Saturday, November 26, 2011

Now that I think about it, The Saturday Evening Post didn't seem to think racial diversity was that awesome

Tesoro and I built our house in this dreamy little mountain village a few years back.  It happened around the same time we were finding out that we wouldn't be able to conceive a child without tons of infertility treatment.  What we thought was an incredible opportunity -moving to a town we fell in love with when we first came out this direction- just sort of jumped into our laps.  Needless to say, it didn't take long until we decided to run with it.  I remember thinking how absolutely lucky we were- this was the place we wanted to raise our children.  This was the Norman Rockwell town I had dreamed about for forever and ever.  This was our little piece of Heaven.  This was going to help make everything okay.

Without going into every little detail of our circumstances, we chose to buy a wee little plot and got busy designing and building.  We both had jobs that were steady, that seemed promising, that we enjoyed.  We had signed up with an adoption agency and were spending spare moments putting together paper work and fingerprints and this and that in order to become parents.  We were tired and exhausted but damn, were we happy.  Things were just clicking along.  Dreams were coming true.

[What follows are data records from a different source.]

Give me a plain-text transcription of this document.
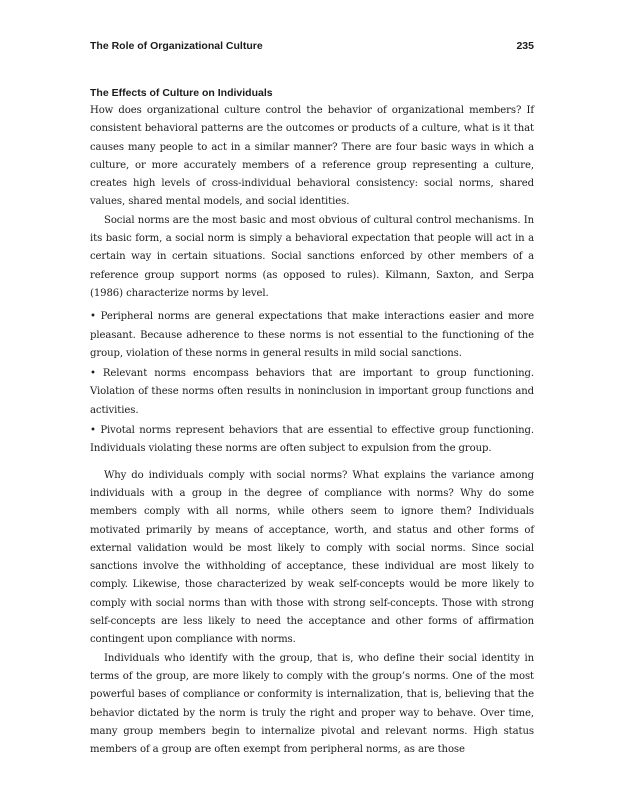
The Role of Organizational Culture	235
The Effects of Culture on Individuals

How does organizational culture control the behavior of organizational members? If consistent behavioral patterns are the outcomes or products of a culture, what is it that causes many people to act in a similar manner? There are four basic ways in which a culture, or more accurately members of a reference group representing a culture, creates high levels of cross-individual behavioral consistency: social norms, shared values, shared mental models, and social identities.

Social norms are the most basic and most obvious of cultural control mechanisms. In its basic form, a social norm is simply a behavioral expectation that people will act in a certain way in certain situations. Social sanctions enforced by other members of a reference group support norms (as opposed to rules). Kilmann, Saxton, and Serpa (1986) characterize norms by level.

• Peripheral norms are general expectations that make interactions easier and more pleasant. Because adherence to these norms is not essential to the functioning of the group, violation of these norms in general results in mild social sanctions.
• Relevant norms encompass behaviors that are important to group functioning. Violation of these norms often results in noninclusion in important group functions and activities.
• Pivotal norms represent behaviors that are essential to effective group functioning. Individuals violating these norms are often subject to expulsion from the group.

Why do individuals comply with social norms? What explains the variance among individuals with a group in the degree of compliance with norms? Why do some members comply with all norms, while others seem to ignore them? Individuals motivated primarily by means of acceptance, worth, and status and other forms of external validation would be most likely to comply with social norms. Since social sanctions involve the withholding of acceptance, these individual are most likely to comply. Likewise, those characterized by weak self-concepts would be more likely to comply with social norms than with those with strong self-concepts. Those with strong self-concepts are less likely to need the acceptance and other forms of affirmation contingent upon compliance with norms.

Individuals who identify with the group, that is, who define their social identity in terms of the group, are more likely to comply with the group’s norms. One of the most powerful bases of compliance or conformity is internalization, that is, believing that the behavior dictated by the norm is truly the right and proper way to behave. Over time, many group members begin to internalize pivotal and relevant norms. High status members of a group are often exempt from peripheral norms, as are those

I'm not really sure how to transition here, but the thing is, I'm scared out of my mind that this little haven of ours could end up being just the opposite for our boy.  I look out all of our windows and see mountain tops, snow, trees.  If I were to open the front door I could hear the river from across the street.  Depending on the day and hour we might see a band of elk or mountain sheep, some deer, the local fox, or a bear walking down the Boulevard.  The horse-drawn sleigh will make a couple rounds each day carting around some tourists throughout the winter season and the smell of wood-burning stoves will permeate our nostrils for the next several months.  We can grab a quarter and make our way down to the General Store whenever Leone needs a peppermint stick, and if the timing is right we'll be able to listen to the church bells ringing to signify a new hour.  It's beautiful here.  Absolutely beautiful.

But.

But.

Dreams have changed.  What Tesoro and I want now has nothing to do with our wee little house.  I mean yeah, we still want this.  But what we want even more is for our son to grow up with compassion, kindness, awareness, smarts, and a healthy dose of confidence intermingled with humility.

When we built here, when we carried one piece of siding from this place to the other place, we were sure we were doing the right thing.  We were sure that having two beautiful neighborhood children adopted from Cambodia would make this one-street town diverse enough.  And when we looked at the extremely high number of Latino children at the school where I worked, we were even more sure that our son would not feel alone with his skin color.  And when we searched within ourselves and thought about our ability to reflect and problem-solve and love, we were confident that everything, everything, would be okay.

I no longer feel that way.  And now that my son has begun to talk about his skin color versus the skin color of his padres, I feel even less confident.  And when he calls every brown-skinned child he sees in a book "Leone," I want to shrink into my shell.

I recently shared my concerns with an Ethiopian friend who lives upvalley.  She and her brother said we have nothing to worry about.  That all Leone needs is to know we love him and care about him and that everything, everything, will be okay.  As I pushed her a bit more, she acknowledged that while she might notice stares directed at her brother around town, she also thinks that this valley is one of the most easy-going places she has ever lived.  She tells me again, not to worry: "it's better for him to live here, around white people who aren't racist, than in the middle of some city where racism is a part of every day life."

The thing is, whether I agree with her or not, we can't just up and move to the middle of some city.  Real estate.  Jobs.  Finances.  Life.  Reality.

No magic wand for this one.  No easy answer.  No quick answer.  Just wishes that we would have had some foresight before settling down in the land of Rockwell.  Some understanding.  Someone to slap us around a bit and say, "look.  Look around you in a way that you have never looked before.  These glasses of yours?  They're focused through the lens of white privilege.  Things could get tricky so you damn well better reconsider before someone gets hurt."